In order to protect a propeller generator and its mounting assembly,
the entire assembly should be removed from a river when the first signs
of surface-freezing appear. After the ice layer over the river has formed
completely, a hole can be cut in the ice to accommodate the re-installation
of the generator and mounting assembly. In spring, the generator should
be removed from the river when break-up begins, and can be re-installed
once the surface ice has disintegrated to the point of not posing a
structural threat to the assembly.
Taking these precautions will result in losing a couple months' use
of the water turbine each year, but will prove invaluable in maximizing
the generator's useful lifespan.
In marine use, a propeller turbine should be mounted on a hinged pole
assembly that allows it to be locked down when in use, and swung up
out of the water if the boat is moving through dangerous waters. In
most cases a boat mounted turbine shouldn't be a major concern, as the
boat will likely be piloted in areas with plenty of underwater clearance.
However, the generator mount should extend deeper than the main portion
of the boat's hull, so if any significant sub-surface debris is likely
to come within a couple feet of the hull bottom, it may be wisest to
temporarily pull the turbine out of the water.
Benefits of Micro-hydro Energy
Unlike the seasonal fluctuations of solar and wind energy, micro-hydro
power can provide constant year-round electricity for boats or remote
locations lucky enough to have constant running water.

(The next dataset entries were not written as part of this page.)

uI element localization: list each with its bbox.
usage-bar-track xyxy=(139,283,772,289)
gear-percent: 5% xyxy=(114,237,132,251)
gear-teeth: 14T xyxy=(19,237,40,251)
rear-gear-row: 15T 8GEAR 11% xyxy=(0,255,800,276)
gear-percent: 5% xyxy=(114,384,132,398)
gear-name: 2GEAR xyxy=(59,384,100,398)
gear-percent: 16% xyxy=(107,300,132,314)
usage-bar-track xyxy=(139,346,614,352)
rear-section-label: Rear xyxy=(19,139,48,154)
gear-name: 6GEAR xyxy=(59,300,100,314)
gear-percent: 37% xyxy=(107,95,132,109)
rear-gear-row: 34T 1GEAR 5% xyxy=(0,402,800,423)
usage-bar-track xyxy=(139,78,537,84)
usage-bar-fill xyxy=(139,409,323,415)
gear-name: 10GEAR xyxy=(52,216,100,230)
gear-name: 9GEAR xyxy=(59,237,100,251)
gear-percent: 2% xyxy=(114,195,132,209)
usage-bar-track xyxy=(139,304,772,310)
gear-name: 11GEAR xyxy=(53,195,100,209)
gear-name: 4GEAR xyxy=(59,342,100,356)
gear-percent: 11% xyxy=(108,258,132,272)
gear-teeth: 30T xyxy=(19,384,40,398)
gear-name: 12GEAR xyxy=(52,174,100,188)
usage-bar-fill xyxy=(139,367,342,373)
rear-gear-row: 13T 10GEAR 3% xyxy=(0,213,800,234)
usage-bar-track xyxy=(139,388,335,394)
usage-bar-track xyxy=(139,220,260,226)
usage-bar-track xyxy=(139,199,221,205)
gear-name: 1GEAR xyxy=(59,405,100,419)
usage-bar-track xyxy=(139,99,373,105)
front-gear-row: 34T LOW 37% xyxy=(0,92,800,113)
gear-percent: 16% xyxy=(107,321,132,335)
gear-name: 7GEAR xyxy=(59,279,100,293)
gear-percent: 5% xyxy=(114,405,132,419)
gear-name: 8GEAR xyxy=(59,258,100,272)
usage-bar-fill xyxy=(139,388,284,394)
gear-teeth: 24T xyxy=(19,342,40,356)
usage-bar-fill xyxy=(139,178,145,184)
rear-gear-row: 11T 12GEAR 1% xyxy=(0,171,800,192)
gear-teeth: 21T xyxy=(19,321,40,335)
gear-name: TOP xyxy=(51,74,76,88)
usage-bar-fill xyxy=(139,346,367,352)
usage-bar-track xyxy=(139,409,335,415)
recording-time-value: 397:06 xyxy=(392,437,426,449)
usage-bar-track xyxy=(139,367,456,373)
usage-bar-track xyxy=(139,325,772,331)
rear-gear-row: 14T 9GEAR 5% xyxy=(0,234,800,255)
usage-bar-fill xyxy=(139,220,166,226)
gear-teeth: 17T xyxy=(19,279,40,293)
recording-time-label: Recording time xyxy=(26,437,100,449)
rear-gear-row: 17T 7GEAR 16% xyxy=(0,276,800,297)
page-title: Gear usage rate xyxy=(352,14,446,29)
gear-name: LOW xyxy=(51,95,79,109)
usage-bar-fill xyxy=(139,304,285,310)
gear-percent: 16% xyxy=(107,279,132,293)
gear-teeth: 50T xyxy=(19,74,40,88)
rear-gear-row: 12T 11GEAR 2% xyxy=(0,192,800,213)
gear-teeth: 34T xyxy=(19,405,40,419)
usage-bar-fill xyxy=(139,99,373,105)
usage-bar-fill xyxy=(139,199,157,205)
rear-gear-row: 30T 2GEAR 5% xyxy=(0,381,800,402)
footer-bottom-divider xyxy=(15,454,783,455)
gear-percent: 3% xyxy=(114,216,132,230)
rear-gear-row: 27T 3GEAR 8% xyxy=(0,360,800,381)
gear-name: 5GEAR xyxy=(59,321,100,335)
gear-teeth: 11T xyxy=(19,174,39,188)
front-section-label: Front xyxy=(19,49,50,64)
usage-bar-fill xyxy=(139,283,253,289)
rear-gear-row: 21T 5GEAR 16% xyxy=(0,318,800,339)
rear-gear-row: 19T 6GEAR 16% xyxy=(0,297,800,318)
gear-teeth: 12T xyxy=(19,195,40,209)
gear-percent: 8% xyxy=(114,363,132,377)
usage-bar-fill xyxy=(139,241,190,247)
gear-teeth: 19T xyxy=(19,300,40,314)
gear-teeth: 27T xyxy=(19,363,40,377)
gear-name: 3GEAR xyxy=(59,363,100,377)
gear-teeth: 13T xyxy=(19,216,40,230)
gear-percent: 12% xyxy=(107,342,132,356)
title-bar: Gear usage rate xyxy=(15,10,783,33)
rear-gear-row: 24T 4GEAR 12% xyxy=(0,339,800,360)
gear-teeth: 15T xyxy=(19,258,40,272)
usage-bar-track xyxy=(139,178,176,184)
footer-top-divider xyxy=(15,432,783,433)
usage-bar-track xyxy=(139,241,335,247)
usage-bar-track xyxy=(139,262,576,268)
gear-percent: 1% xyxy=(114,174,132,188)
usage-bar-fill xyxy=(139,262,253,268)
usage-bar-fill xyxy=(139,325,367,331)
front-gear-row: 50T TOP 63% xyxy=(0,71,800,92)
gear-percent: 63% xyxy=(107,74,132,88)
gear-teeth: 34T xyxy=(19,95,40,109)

Like most alternative
energy sources, microhydro power is emission-free and very low-impact
on the environment.
In marine use, a propeller generator will provide constant power anytime
the boat is in motion, and even at anchor in a significant current.
Microhydro generators are an ideal marine power source.
For commercial and industrial use, a micro-hydro generator could be
used to power river signal buoys, or any riverside installations, as
well as commercial marine applications.